En paralelo a este juicio, el 25 de noviembre pasado, la Comisión Permanente aprobó el informe final de una acusación constitucional por el intento de golpe, que recomienda inhabilitarlo 10 años para ejercer la función pública. 

Además, el expresidente tiene siete investigaciones en su contra. Estas son por los ascensos que hubo en el Ejército durante su mandato, por presunto plagio para obtener el grado académico de magíster en la Universidad César Vallejo (UCV) y los casos Puente Tarata, Petroperú, Anguía, Sada Goray y Gabinete en la Sombra. 

 

Su aparición política

El expresidente Castillo Terrones es natal de Cajamarca. Antes de participar en política, se dedicó a la docencia: dictó clases en los colegios de los distritos de La Ramada y el caserío de Puña. En 2002, postuló a la alcaldía de Anguía con Perú Posible, partido político donde militó entre 2005 y 2017. En este distrito conoció a su esposa Lilia Paredes, quien ahora se encuentra asilada en México junto a sus hijos. 

A mediados de 2017, lideró una huelga de profesores contra el Gobierno de Pedro Pablo Kuczynski que duró casi tres meses y demandó el incremento salarial de los docentes, la eliminación de las evaluaciones de desempeño y un incremento del presupuesto para el sector educación. 

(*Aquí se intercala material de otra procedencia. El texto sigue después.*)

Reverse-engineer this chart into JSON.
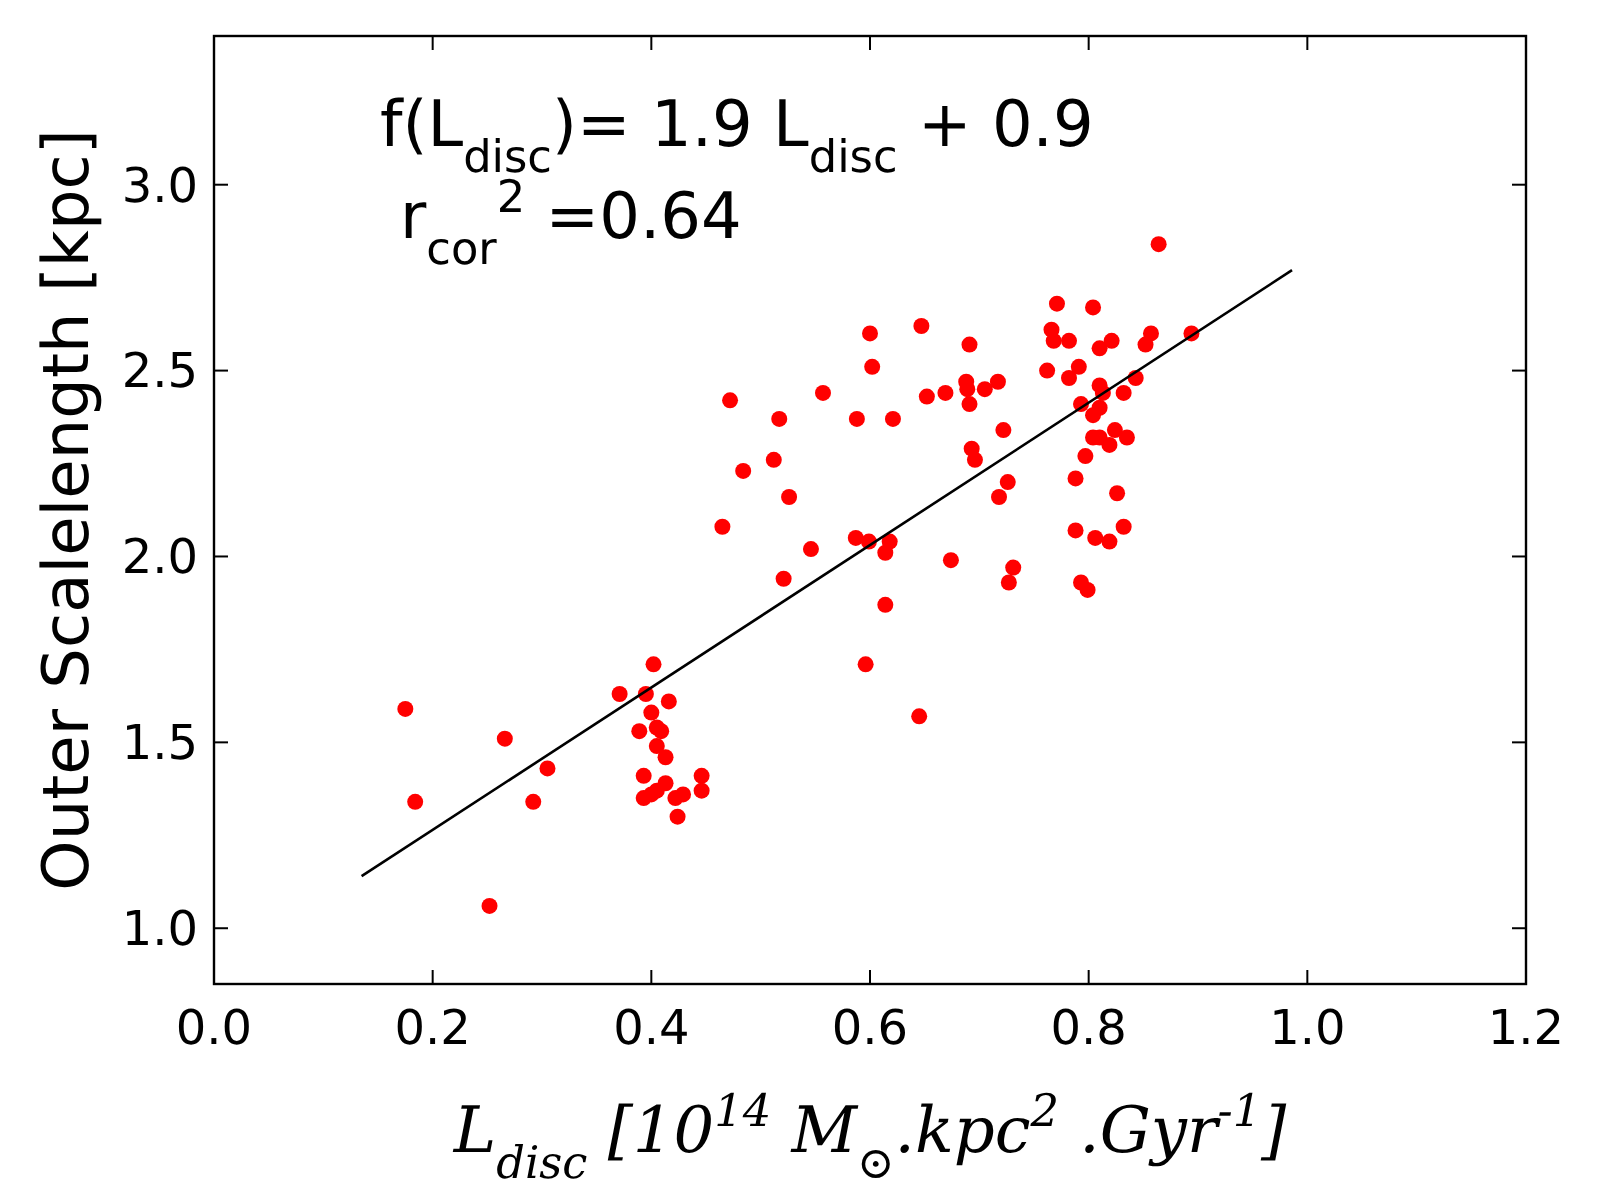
{
  "chart_data": {
    "type": "scatter",
    "xlabel": "L$_{disc}$ [10$^{14}$ M$_{⊙}$.kpc$^{2}$ .Gyr$^{-1}$]",
    "ylabel": "Outer Scalelength [kpc]",
    "annotations": [
      "f(L$_{disc}$)= 1.9 L$_{disc}$ + 0.9",
      "r$_{cor}$$^{2}$ =0.64"
    ],
    "xlim": [
      0,
      1.2
    ],
    "ylim": [
      0.85,
      3.4
    ],
    "xticks": [
      {
        "value": 0,
        "label": "0.0"
      },
      0.2,
      0.4,
      0.6,
      0.8,
      {
        "value": 1,
        "label": "1.0"
      },
      1.2
    ],
    "yticks": [
      {
        "value": 1,
        "label": "1.0"
      },
      1.5,
      {
        "value": 2,
        "label": "2.0"
      },
      2.5,
      {
        "value": 3,
        "label": "3.0"
      }
    ],
    "grid": false,
    "series": [
      {
        "marker": "circle",
        "color": "#ff0000",
        "x": [
          0.175,
          0.184,
          0.252,
          0.266,
          0.292,
          0.305,
          0.371,
          0.395,
          0.402,
          0.416,
          0.4,
          0.389,
          0.405,
          0.409,
          0.405,
          0.413,
          0.393,
          0.413,
          0.405,
          0.4,
          0.393,
          0.422,
          0.429,
          0.424,
          0.446,
          0.446,
          0.596,
          0.614,
          0.645,
          0.6,
          0.602,
          0.472,
          0.557,
          0.517,
          0.588,
          0.621,
          0.512,
          0.484,
          0.526,
          0.465,
          0.546,
          0.587,
          0.599,
          0.618,
          0.614,
          0.521,
          0.647,
          0.691,
          0.652,
          0.669,
          0.688,
          0.689,
          0.691,
          0.705,
          0.717,
          0.722,
          0.693,
          0.696,
          0.726,
          0.718,
          0.674,
          0.731,
          0.727,
          0.771,
          0.804,
          0.766,
          0.768,
          0.782,
          0.81,
          0.821,
          0.762,
          0.791,
          0.782,
          0.81,
          0.813,
          0.793,
          0.804,
          0.81,
          0.832,
          0.843,
          0.852,
          0.857,
          0.894,
          0.804,
          0.81,
          0.819,
          0.824,
          0.835,
          0.797,
          0.788,
          0.826,
          0.788,
          0.806,
          0.819,
          0.832,
          0.793,
          0.799,
          0.864
        ],
        "values": [
          1.59,
          1.34,
          1.06,
          1.51,
          1.34,
          1.43,
          1.63,
          1.63,
          1.71,
          1.61,
          1.58,
          1.53,
          1.54,
          1.53,
          1.49,
          1.46,
          1.41,
          1.39,
          1.37,
          1.36,
          1.35,
          1.35,
          1.36,
          1.3,
          1.41,
          1.37,
          1.71,
          1.87,
          1.57,
          2.6,
          2.51,
          2.42,
          2.44,
          2.37,
          2.37,
          2.37,
          2.26,
          2.23,
          2.16,
          2.08,
          2.02,
          2.05,
          2.04,
          2.04,
          2.01,
          1.94,
          2.62,
          2.57,
          2.43,
          2.44,
          2.47,
          2.45,
          2.41,
          2.45,
          2.47,
          2.34,
          2.29,
          2.26,
          2.2,
          2.16,
          1.99,
          1.97,
          1.93,
          2.68,
          2.67,
          2.61,
          2.58,
          2.58,
          2.56,
          2.58,
          2.5,
          2.51,
          2.48,
          2.46,
          2.44,
          2.41,
          2.38,
          2.4,
          2.44,
          2.48,
          2.57,
          2.6,
          2.6,
          2.32,
          2.32,
          2.3,
          2.34,
          2.32,
          2.27,
          2.21,
          2.17,
          2.07,
          2.05,
          2.04,
          2.08,
          1.93,
          1.91,
          2.84
        ]
      },
      {
        "type": "line",
        "color": "#000000",
        "x": [
          0.135,
          0.986
        ],
        "values": [
          1.14,
          2.77
        ]
      }
    ]
  }
}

A fines de 2020, se afilió al partido Perú Libre, liderado por el ahora prófugo exgobernador de Junín Vladimir Cerrón, y postuló a la presidencia en las Elecciones Generales de 2021. En esta contienda electoral, derrotó a la candidata de Fuerza Popular, Keiko Fujimori, en segunda vuelta.

La proclamación de su victoria se vio interrumpida por una denuncia sin sustento de Fujimori Higuchi, quien apeló a un supuesto fraude electoral y presentó 945 pedidos de nulidad en las mesas de sufragio. 

En medio de acusaciones sin pruebas, Castillo Terrones asumió la presidencia. Su gobierno duró menos de dos años. En ese periodo, el Congreso impulsó tres mociones de vacancia en su contra. Las dos primeras fueron rechazadas. La tercera, en cambio, fue aprobada tras el fallido golpe de Estado.